47 . Toujours est-il que la Commission aurait pu, sur la base du règlement portant organisation commune des marchés dans le secteur des oeufs, et donc sur la base des seuls articles 42 et 43, arrêter des normes de commercialisation aboutissant en dernière analyse à réglementer les conditions de production .

48 . Dans ses observations, la Commission rappelle, par ailleurs, à juste titre, que les organisations de marché, dans les secteurs des fruits et légumes, de la pêche et du vin, comportent des normes communes en matière de conditionnement et de qualité .

49 . N' oublions pas non plus qu' en matière de pêche la Communauté a limité le total des captures admissibles et les conditions de ces captures ( caractéristiques des bateaux, techniques utilisées, maillage des filets ). Dans le secteur laitier, la limitation des quantités pouvant être portées à l' intervention aboutit, elle aussi, à réglementer les conditions de production .

50 . e ) En accord avec le principe qu' une organisation commune peut comporter toutes les mesures nécessaires pour atteindre les objectifs de l' article 39, les articles 42 et 43 constituent traditionnellement les seules bases juridiques des organisations communes de marché, même si, parmi leurs dispositions, il y en a qui relèvent normalement d' autres articles du traité .

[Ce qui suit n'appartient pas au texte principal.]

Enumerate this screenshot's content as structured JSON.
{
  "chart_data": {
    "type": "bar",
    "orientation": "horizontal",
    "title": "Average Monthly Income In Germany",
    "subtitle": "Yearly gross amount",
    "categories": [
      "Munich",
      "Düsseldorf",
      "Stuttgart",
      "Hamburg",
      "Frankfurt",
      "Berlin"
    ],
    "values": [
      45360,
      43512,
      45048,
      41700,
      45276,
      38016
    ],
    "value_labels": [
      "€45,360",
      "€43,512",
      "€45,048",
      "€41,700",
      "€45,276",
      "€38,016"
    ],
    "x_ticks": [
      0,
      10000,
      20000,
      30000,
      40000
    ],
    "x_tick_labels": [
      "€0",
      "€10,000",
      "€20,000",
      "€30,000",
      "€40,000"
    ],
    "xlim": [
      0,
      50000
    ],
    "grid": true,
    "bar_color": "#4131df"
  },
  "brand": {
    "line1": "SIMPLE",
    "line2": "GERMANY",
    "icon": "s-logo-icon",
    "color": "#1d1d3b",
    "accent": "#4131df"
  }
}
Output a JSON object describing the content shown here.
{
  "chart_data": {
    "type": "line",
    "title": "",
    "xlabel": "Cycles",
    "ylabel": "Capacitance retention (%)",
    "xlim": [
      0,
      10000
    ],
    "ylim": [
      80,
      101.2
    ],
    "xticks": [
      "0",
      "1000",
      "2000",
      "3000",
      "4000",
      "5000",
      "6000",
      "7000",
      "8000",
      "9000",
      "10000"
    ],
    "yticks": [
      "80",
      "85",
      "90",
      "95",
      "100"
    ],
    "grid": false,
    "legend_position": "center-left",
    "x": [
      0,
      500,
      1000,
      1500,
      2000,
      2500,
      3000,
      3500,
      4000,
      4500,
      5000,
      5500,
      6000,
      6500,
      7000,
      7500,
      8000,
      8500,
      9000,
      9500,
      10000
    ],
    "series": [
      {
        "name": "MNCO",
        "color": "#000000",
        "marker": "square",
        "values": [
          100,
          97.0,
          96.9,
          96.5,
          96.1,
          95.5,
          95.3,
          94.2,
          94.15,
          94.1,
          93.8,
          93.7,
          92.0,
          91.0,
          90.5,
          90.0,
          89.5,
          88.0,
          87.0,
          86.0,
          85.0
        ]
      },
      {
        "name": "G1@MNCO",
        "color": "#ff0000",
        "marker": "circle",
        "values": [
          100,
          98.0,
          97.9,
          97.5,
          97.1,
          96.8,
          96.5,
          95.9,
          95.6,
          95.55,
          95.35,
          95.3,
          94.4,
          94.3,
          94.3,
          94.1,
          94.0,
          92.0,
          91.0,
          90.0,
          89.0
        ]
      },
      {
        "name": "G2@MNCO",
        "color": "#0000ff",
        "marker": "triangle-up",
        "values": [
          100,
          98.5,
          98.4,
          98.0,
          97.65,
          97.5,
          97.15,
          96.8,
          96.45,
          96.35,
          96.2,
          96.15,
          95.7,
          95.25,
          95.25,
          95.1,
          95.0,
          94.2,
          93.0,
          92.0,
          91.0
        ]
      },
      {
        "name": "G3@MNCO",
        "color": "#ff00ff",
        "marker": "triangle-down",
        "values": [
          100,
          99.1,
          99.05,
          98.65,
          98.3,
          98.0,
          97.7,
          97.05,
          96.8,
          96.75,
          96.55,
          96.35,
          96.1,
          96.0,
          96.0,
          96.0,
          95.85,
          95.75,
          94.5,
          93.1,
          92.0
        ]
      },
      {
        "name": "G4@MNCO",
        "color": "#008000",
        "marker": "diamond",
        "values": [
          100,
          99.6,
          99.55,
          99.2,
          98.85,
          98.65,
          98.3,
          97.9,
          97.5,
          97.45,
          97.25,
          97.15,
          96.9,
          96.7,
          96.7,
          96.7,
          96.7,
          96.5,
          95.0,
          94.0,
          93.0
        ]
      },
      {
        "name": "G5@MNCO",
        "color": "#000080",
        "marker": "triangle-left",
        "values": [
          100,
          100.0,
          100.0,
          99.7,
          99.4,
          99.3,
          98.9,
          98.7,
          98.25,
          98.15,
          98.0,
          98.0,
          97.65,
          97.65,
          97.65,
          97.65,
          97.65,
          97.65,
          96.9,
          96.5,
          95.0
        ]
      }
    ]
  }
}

51 . Cela vaut tout d' abord en matière de libre circulation des marchandises, la Cour ayant considéré

"les dispositions du traité portant suppression des obstacles tarifaires et commerciaux aux échanges intracommunautaires ... comme faisant partie intégrante de l' organisation commune des marchés" ( 6 ).

52 . Cela vaut également pour les relations commerciales avec les pays tiers . Ainsi, le règlement portant organisation commune des marchés dans le secteur des oeufs contient précisément des dispositions qui tiennent compte, "parallèlement et de manière appropriée, des objectifs prévus aux articles 39 et 110 du traité" ( 7 ) sans que le règlement soit pour autant basé également sur l' article 113 du traité .

53 . D' ailleurs, pour ce qui concerne cet article 113, la Cour a rappelé, dans son arrêt précité du 26 mars 1987 au sujet du système des préférences tarifaires généralisées, que "le lien avec les problèmes du développement ne fait pas échapper un acte au domaine de la politique commerciale commune tel qu' il est défini par le traité" ( point 20 ).

54 . De même me semble-t-il légitime de considérer que le fait que la directive contestée en l' occurrence vise également, à travers l' harmonisation des conditions de concurrence, à protéger les animaux ne la fait pas pour autant échapper au domaine de la politique agricole commune .

55 . f ) Enfin, il ne faut pas oublier que la politique agricole commune ne se limite pas à l' organisation commune des marchés agricoles, dont il est question à l' article 40 du traité . Au contraire, sur la base, précisément, de l' article 43, paragraphe 2, les institutions communautaires sont habilitées ( sinon obligées ) à arrêter les mesures nécessaires pour "l' élaboration et la mise en oeuvre de la politique agricole commune, y compris la substitution aux organisations nationales de l' une
des formes d' organisation commune prévues à l' article 40, paragraphe 2, ainsi que la mise en oeuvre des mesures spécialement mentionnées au présent titre ".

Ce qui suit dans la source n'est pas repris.